The integrins, a family of transmembrane receptor proteins that are composed of alpha and beta chains of heterodimeric adhesion molecules and found on almost all cell types, are involved in thrombus formation, matrix activation, inflammation and angiogenesis.

An in vivo PET imaging approach that uses an 18F-labeled alphavbeta3 integrin antagonist (18F-Galacto-RGD) to monitor integrin expression after myocardial infarction appears to hold promise for monitoring the post-ischemic myocardial repair processes [Higuchi T et al. Cardiovasc Res 2008]. The AT1 radioligand receptor (AT1R), which mediates mitogenic, proinflammatory, proapoptotic, and profibrotic processes in stress conditions, also may be a target for molecular imaging in the heart [Zober TG et al. Nucl Biol 2006].

Several approaches that are aimed at identifying plaque inflammation, apoptosis, smooth muscle cell proliferation, extracellular matrix activation, oxidative stress, or platelet binding are being studied.
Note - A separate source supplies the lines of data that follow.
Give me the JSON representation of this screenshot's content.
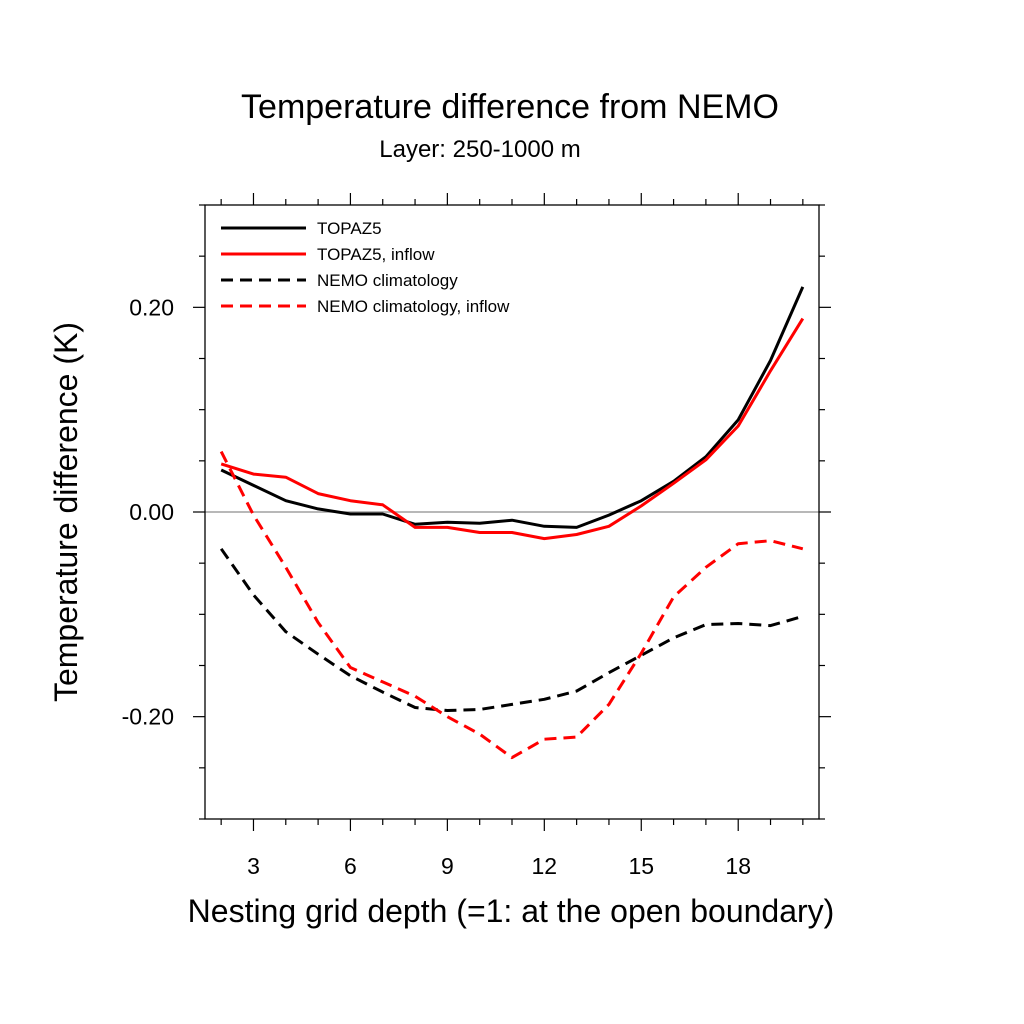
{
  "chart_data": {
    "type": "line",
    "title": "Temperature difference from NEMO",
    "subtitle": "Layer: 250-1000 m",
    "xlabel": "Nesting grid depth (=1: at the open boundary)",
    "ylabel": "Temperature difference (K)",
    "xlim": [
      1.5,
      20.5
    ],
    "ylim": [
      -0.3,
      0.3
    ],
    "xticks": [
      3,
      6,
      9,
      12,
      15,
      18
    ],
    "xtick_labels": [
      "3",
      "6",
      "9",
      "12",
      "15",
      "18"
    ],
    "yticks": [
      -0.2,
      0.0,
      0.2
    ],
    "ytick_labels": [
      "-0.20",
      "0.00",
      "0.20"
    ],
    "reference_line": 0.0,
    "legend_position": "top-left",
    "x": [
      2,
      3,
      4,
      5,
      6,
      7,
      8,
      9,
      10,
      11,
      12,
      13,
      14,
      15,
      16,
      17,
      18,
      19,
      20
    ],
    "series": [
      {
        "name": "TOPAZ5",
        "color": "#000000",
        "dash": "solid",
        "values": [
          0.041,
          0.026,
          0.011,
          0.003,
          -0.002,
          -0.002,
          -0.012,
          -0.01,
          -0.011,
          -0.008,
          -0.014,
          -0.015,
          -0.003,
          0.011,
          0.03,
          0.054,
          0.09,
          0.148,
          0.22
        ]
      },
      {
        "name": "TOPAZ5, inflow",
        "color": "#ff0000",
        "dash": "solid",
        "values": [
          0.047,
          0.037,
          0.034,
          0.018,
          0.011,
          0.007,
          -0.015,
          -0.015,
          -0.02,
          -0.02,
          -0.026,
          -0.022,
          -0.014,
          0.006,
          0.028,
          0.051,
          0.084,
          0.138,
          0.189
        ]
      },
      {
        "name": "NEMO climatology",
        "color": "#000000",
        "dash": "dashed",
        "values": [
          -0.036,
          -0.081,
          -0.117,
          -0.139,
          -0.16,
          -0.176,
          -0.191,
          -0.194,
          -0.193,
          -0.188,
          -0.183,
          -0.175,
          -0.157,
          -0.14,
          -0.123,
          -0.11,
          -0.109,
          -0.111,
          -0.102
        ]
      },
      {
        "name": "NEMO climatology, inflow",
        "color": "#ff0000",
        "dash": "dashed",
        "values": [
          0.059,
          -0.003,
          -0.054,
          -0.108,
          -0.152,
          -0.166,
          -0.18,
          -0.2,
          -0.217,
          -0.24,
          -0.222,
          -0.22,
          -0.188,
          -0.138,
          -0.083,
          -0.054,
          -0.031,
          -0.028,
          -0.036
        ]
      }
    ]
  }
}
For example, simvastatin has been shown to attenuate plaque inflammation as detected by 18F-fluorodeoxyglucose positron emission tomography (18FDG-PET), coregistered with computerized tomography [Tahara N et al. J Am Col Cardiol 2006].

Molecular imaging approaches are fast emerging for identification of biologic targets that are associated with early disease that will be useful as a guide to treatment that is based on individual biology. To make molecular imaging a reality in 2020 there is a need for a successful translation of these experimental techniques to the clinic, multi-disciplinary collaboration, and the integration of molecular medicine and therapy efforts. “Increasing specificity of therapeutic and preventive measures requires increasing specificity of diagnostic tools,” concluded Dr. Bengel.
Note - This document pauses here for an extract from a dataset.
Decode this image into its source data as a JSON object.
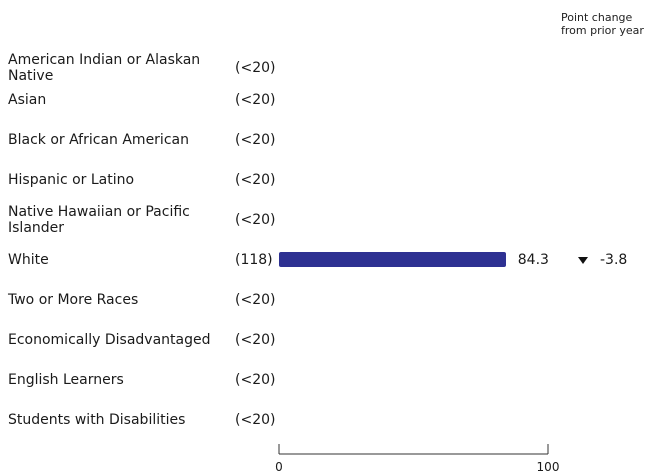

Frank E. Rademakers, MD, Catholic University, Leuven, Belgium, discussed the benefits of using sequential imaging techniques for diagnoses of ischemic heart disease. “We need to focus on what we need to do, rather than on what we can do,” he said. “We already know that if we can identify myocardial ischemia in a large territory and treat it using percutaneous coronary intervention or surgery early enough, the long-term risk of a major cardiac event can be reduced.”
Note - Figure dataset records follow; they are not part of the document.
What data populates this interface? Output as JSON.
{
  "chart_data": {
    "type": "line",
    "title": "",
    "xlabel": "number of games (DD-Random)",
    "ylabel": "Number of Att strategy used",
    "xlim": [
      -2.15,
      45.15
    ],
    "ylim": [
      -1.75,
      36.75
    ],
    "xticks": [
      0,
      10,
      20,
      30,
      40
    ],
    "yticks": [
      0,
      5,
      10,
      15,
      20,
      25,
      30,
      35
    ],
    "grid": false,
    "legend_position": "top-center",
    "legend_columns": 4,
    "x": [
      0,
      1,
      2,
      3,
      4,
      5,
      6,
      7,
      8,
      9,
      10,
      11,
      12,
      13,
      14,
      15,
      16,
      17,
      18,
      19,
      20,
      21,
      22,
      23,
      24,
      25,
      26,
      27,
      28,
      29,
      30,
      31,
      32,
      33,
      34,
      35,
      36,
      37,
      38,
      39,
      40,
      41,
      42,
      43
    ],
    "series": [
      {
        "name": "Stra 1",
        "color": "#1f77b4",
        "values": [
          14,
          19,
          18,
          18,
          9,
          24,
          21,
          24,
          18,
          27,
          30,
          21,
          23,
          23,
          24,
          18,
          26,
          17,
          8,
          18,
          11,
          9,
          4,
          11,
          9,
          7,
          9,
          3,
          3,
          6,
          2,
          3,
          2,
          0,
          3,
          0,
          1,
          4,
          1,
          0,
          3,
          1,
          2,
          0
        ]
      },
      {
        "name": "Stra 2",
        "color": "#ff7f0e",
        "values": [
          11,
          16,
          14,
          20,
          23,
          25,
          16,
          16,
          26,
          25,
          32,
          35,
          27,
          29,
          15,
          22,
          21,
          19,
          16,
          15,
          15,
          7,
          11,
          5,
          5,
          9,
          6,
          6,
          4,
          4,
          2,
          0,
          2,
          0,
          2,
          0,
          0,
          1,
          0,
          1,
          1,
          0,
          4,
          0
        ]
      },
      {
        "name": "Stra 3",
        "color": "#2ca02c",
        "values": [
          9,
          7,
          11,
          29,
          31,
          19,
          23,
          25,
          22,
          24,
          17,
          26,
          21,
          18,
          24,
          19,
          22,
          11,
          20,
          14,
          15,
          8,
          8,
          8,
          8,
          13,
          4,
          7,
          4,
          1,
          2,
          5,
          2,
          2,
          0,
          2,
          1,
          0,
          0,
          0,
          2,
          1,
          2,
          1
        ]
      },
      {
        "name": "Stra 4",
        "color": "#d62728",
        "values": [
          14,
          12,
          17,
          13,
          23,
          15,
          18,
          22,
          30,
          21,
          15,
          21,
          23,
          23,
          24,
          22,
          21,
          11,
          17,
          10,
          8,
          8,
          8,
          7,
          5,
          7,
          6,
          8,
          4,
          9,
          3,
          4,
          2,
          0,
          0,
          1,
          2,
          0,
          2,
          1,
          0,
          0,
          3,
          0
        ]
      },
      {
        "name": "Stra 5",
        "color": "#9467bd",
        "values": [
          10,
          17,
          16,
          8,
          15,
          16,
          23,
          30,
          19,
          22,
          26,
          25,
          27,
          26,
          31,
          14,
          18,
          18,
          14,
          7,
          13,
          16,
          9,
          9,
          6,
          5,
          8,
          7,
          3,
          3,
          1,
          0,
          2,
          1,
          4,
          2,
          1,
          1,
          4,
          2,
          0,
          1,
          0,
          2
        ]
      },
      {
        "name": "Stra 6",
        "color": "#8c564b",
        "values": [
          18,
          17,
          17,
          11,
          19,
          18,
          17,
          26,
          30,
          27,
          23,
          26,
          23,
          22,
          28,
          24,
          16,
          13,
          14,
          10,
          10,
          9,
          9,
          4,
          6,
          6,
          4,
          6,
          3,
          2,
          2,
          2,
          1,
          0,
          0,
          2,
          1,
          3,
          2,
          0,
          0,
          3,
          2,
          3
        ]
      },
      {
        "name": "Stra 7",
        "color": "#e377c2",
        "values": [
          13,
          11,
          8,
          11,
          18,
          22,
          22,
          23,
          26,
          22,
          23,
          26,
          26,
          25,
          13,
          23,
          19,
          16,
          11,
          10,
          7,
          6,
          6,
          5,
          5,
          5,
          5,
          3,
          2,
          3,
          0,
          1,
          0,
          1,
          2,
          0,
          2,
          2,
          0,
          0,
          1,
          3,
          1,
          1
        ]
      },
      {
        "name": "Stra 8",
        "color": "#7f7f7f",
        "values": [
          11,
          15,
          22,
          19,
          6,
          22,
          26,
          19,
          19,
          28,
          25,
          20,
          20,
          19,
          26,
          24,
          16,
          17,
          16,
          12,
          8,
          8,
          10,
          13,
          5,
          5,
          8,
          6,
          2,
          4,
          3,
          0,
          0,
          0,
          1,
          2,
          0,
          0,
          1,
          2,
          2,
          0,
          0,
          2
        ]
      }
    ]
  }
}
Since the 1980′s, there has been an increase in the use of invasive cardiology and ECHO, little change in the use of stress and nuclear testing, and a decrease in the use of Swan-Ganz catheterization [Pearte CA et al. Am J Cardiol 2008]. There are many potential imaging combinations, eg, CT or MRI with SPECT, PET, and ECHO. He advises demonstrating the benefits of first combining the measurements of these devices before combining the machines, as new techniques are not always helpful to the patient. A number of studies that use new imaging tools show suboptimal results, or predictability, and overlap as to predictive value.

The use of diagnostic and prognostic tools should be balanced by each patient's circumstances, age, and expectations, while taking into consideration the risks, benefits, costs, and effectiveness of the procedure. Functional noninvasive imaging that uses a combination of approaches will play an even greater role as an imaging tool, and techniques that use ionizing radiations will be even more limited in the future. The use of stress cardiac MRI will emerge as an important noninvasive method in the detection of CAD, he concluded.